Sementara Julung Pujud sangat bernafsu
merobohkan atau membunuh pemuda itu dengan seluruh kemampuan yang ada. Ia telah
mengerahkan semua ilmunya. Baik ilmu yang dipelajarinya dari satuan pasukan
elite Majapahit maupun ilmu kotor dengan jurus-jurus keji yang penuh gerak
tipuan. Semua itu ternyata tak mampu dipergunakan untuk menyentuh tubuh
Gafur.
“Dasar tak tahu diri !” tiba-tiba Tekuk
Penjalin angkat bicara. “Kalau mau sebenarnya sudah mampu mencabut nyawamu sejak
tadi !”
Julung Pujud makin panas mendengar
ejekan rekannya itu. Tekuk Penjalin memang selalu jadi saingannya dalam segala
hal. Ilmu mereka berimbang tapi Tekuk Penjalin nampak lebih tenang dan penuh
perhitungan. Tak gampang terbawa arus nafsu amarah yang merusak segala
pertimbangan akal sehat. Kini Julung Pujud menyerang Gafur dengan membabi buta.

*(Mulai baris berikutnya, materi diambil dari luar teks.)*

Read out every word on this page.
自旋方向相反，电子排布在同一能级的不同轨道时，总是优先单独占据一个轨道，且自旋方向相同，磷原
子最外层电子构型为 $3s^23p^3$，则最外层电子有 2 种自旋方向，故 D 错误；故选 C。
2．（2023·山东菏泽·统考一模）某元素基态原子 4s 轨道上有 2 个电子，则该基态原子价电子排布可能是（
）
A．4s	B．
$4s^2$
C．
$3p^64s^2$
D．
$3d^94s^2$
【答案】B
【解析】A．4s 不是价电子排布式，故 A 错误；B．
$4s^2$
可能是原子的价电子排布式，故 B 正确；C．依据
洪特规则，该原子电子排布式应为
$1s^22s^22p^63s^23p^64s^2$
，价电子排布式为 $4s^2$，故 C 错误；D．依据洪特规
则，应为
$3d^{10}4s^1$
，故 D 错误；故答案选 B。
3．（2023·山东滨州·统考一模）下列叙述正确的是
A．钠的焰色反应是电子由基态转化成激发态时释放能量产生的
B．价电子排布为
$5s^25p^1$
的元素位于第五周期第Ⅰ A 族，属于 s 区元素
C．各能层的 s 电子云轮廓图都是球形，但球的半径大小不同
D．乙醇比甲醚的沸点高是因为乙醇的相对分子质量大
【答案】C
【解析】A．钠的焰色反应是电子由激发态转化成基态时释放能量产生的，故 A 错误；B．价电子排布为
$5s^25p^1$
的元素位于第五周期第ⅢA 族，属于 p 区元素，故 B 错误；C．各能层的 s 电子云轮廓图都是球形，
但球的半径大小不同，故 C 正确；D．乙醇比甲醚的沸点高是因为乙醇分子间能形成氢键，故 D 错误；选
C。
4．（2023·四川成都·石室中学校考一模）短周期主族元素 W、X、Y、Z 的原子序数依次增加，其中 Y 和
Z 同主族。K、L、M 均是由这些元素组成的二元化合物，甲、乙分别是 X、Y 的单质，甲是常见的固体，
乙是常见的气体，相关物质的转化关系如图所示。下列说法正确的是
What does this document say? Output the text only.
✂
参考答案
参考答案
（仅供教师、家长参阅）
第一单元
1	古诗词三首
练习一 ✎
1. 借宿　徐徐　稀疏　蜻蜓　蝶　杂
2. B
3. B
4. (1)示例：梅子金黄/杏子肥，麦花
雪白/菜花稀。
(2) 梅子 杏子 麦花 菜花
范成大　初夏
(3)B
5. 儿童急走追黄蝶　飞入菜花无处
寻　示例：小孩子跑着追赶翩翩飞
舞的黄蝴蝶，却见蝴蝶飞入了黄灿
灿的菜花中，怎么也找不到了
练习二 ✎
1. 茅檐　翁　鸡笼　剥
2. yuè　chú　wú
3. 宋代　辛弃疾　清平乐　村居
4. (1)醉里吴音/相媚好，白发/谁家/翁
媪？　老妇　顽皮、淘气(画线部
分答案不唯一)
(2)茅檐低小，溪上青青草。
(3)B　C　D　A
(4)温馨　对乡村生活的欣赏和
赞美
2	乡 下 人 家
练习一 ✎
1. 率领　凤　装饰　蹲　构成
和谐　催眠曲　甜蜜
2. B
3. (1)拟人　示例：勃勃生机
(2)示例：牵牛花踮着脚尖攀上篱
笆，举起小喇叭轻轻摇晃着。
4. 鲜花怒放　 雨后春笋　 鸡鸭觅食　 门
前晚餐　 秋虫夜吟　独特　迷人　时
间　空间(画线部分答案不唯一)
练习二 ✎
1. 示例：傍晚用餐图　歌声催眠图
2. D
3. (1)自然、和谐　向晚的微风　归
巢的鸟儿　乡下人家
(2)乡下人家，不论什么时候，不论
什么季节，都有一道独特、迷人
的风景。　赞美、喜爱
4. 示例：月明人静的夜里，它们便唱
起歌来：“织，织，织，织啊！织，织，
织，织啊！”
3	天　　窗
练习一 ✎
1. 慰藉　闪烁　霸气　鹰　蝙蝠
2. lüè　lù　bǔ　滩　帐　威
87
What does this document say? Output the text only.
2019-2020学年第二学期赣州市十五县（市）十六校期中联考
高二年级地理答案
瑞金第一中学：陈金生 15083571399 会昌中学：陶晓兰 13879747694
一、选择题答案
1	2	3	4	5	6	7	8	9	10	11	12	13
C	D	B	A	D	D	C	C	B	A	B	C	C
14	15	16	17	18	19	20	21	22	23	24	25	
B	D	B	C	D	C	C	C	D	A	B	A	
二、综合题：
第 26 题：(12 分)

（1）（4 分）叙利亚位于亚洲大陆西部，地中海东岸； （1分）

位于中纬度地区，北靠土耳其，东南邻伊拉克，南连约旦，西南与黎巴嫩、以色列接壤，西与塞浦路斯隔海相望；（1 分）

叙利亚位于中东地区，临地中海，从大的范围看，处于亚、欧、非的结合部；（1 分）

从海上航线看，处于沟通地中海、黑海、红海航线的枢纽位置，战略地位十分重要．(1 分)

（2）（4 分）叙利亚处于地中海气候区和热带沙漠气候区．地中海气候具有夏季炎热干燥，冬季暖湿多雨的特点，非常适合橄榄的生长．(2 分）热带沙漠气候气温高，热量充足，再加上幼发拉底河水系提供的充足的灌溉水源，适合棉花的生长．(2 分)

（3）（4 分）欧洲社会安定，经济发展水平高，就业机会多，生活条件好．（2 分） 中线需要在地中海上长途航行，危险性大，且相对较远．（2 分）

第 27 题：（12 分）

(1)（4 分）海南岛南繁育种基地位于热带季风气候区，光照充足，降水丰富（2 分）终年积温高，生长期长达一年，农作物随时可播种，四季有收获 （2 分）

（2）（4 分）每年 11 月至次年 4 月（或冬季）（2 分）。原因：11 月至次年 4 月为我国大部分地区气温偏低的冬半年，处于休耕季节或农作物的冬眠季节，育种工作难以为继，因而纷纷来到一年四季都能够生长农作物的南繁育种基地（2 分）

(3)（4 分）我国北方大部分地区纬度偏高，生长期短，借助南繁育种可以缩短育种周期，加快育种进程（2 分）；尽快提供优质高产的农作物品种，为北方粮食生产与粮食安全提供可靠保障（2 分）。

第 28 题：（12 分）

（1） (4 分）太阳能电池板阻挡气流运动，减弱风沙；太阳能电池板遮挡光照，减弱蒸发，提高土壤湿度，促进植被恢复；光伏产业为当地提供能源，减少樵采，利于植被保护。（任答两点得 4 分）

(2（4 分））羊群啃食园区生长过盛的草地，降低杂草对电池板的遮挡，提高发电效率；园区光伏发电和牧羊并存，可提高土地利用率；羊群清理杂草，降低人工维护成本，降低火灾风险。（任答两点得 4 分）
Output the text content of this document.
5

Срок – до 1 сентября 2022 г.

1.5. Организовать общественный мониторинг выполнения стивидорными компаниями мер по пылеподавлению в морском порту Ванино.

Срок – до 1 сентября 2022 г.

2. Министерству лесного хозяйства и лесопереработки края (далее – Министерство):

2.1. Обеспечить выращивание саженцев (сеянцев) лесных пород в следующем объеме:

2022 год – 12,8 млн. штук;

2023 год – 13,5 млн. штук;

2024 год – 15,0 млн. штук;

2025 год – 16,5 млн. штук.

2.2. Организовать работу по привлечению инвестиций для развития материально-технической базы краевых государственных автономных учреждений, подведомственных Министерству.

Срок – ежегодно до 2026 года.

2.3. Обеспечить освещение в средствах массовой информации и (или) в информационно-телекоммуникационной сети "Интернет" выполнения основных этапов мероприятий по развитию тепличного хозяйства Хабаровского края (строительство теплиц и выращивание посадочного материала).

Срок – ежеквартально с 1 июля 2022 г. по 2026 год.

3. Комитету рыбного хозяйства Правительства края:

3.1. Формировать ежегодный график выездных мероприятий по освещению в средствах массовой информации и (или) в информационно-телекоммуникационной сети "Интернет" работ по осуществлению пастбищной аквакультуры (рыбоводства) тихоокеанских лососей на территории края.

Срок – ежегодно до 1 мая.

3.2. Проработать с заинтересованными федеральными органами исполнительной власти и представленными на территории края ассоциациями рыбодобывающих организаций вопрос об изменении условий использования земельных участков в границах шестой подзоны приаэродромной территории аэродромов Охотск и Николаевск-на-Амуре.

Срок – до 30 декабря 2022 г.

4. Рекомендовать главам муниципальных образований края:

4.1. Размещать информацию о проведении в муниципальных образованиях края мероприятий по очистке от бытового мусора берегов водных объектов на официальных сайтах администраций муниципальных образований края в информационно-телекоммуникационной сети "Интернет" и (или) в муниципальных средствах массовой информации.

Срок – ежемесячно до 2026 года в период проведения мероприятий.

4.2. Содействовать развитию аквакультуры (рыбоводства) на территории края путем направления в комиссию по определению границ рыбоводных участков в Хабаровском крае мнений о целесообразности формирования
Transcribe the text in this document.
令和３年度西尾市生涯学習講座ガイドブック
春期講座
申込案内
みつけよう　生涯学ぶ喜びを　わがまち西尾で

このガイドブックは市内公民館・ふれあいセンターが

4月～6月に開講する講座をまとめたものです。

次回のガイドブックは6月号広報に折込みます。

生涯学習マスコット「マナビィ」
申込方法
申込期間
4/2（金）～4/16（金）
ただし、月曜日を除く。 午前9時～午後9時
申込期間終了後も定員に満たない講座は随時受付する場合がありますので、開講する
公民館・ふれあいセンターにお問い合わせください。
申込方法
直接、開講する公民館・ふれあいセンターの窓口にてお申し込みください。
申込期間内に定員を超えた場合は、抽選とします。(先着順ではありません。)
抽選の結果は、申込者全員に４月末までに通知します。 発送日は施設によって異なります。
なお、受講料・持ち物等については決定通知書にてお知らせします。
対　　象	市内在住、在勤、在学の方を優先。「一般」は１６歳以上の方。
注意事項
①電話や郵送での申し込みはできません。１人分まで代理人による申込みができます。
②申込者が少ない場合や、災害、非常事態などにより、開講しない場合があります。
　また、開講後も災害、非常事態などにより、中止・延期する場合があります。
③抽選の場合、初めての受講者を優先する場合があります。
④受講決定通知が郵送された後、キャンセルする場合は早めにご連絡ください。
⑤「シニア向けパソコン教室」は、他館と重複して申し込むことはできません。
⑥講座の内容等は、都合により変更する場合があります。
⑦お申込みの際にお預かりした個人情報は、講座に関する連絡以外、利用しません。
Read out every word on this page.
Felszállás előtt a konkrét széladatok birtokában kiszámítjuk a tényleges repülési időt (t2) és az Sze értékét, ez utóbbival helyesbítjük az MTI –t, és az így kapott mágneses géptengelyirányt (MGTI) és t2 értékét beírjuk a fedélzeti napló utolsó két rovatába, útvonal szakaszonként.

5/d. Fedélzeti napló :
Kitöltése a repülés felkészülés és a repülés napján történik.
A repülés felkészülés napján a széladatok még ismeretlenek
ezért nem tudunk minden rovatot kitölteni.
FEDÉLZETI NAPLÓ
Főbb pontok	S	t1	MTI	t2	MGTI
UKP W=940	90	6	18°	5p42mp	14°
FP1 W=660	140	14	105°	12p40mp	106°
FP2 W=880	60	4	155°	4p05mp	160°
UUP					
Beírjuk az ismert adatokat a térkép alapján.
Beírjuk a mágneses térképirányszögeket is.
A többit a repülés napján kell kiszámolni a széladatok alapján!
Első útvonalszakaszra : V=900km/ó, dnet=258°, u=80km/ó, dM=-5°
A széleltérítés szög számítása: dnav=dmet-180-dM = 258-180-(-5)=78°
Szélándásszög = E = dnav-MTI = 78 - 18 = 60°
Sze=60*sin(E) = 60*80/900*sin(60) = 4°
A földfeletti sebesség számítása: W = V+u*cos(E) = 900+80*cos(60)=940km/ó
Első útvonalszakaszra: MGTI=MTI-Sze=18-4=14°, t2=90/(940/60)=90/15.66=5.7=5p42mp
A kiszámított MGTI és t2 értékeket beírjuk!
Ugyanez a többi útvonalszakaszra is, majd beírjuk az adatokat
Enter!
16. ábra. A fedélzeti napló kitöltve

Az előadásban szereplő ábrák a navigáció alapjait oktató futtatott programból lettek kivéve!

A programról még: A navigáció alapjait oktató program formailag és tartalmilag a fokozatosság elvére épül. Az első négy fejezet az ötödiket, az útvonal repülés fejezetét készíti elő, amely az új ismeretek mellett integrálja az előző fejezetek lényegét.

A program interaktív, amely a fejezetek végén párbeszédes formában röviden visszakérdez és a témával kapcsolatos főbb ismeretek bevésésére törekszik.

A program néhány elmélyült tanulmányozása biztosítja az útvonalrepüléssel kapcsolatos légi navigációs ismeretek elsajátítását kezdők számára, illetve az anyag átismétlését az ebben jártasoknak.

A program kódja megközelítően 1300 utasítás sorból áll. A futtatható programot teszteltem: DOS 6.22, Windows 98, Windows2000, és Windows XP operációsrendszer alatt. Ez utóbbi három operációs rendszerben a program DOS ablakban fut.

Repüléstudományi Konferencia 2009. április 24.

Hingga suatu ketika Gafur merasa sudah saatnya memberikan pelajaran kepada
pemimpin gerombolan perampok itu.
“Trang ! Desss ! Desss !”
Saat itu Julung Pujud membacokan
goloknya ke arah kepala Gafur. Gafur menangkis dengan tangan kirinya. Semua
orang terkejut. Mengira tangan Gafur yang bakal putus dibabat golok itu.
Ternyata justru golok itulah yang patah menjadi dua. Dan sebelum hilang rasa
terkejutnya, Julung Pujud tahu-tahu merasa perutnya kena tendangan teramat keras
dari sepasang kaki Gafur yang dilancarkan secara beruntun. Tubuh Julung Pujud
terjungkal ke belakang dengan terjembab ke tanah dengan keras sekali. Mulutnya
mengeluarkan darah segar. Nafasnya terengah-engah. Tiga belas anak buahnya hanya
memandanginya dengan bengong, tak tahu apa yang harus dilakukannya.
Goblok !” umpatnya dengan nafas
tersenggal. “Mengapa kalian diam saja. Cepat serbu bangsat itu ! Bunuh dia
!”
Delapan belas prajurit itu langsung
turun dari kudanya masing-masing. Dengan menghunus golok di tangan mereka
menyerbu ke arah Gafur.
Namun puluhan penduduk yang tadinya
hanya berdiri di belakang Gafur segera mengambil senjata seadanya. Dan mereka
segera menyerbu ke arah kawanan perampok yang hendak mengeroyok
Gafur.
Ternyata ada beberapa pemuda desa yang
telah mempunyai kepandaian ilmu silat. Dan cukup membuat kawanan rampok itu
repot meladeni serangannya. Belum lagi puluhan penduduk yang menyerang dengan
nekad dengan senjata parang, golok, tombak, cangkul, tongkat penumbuk padi,
lemparan batu dan sebagainya.
Selama menjarah desa puluhan kali belum
pernah kawanan rampok itu mendapat perlawanan sesengit ini. Biasanya para
penduduk desa sudah mengkeret begitu mendengar gertakan mereka. Tak ada yang
berani melawan.
Apa yang dikatakan Tekuk Penjalin bahwa
mereka sedang bertemu dengan macan rupanya benar-benar menjadi kenyataan.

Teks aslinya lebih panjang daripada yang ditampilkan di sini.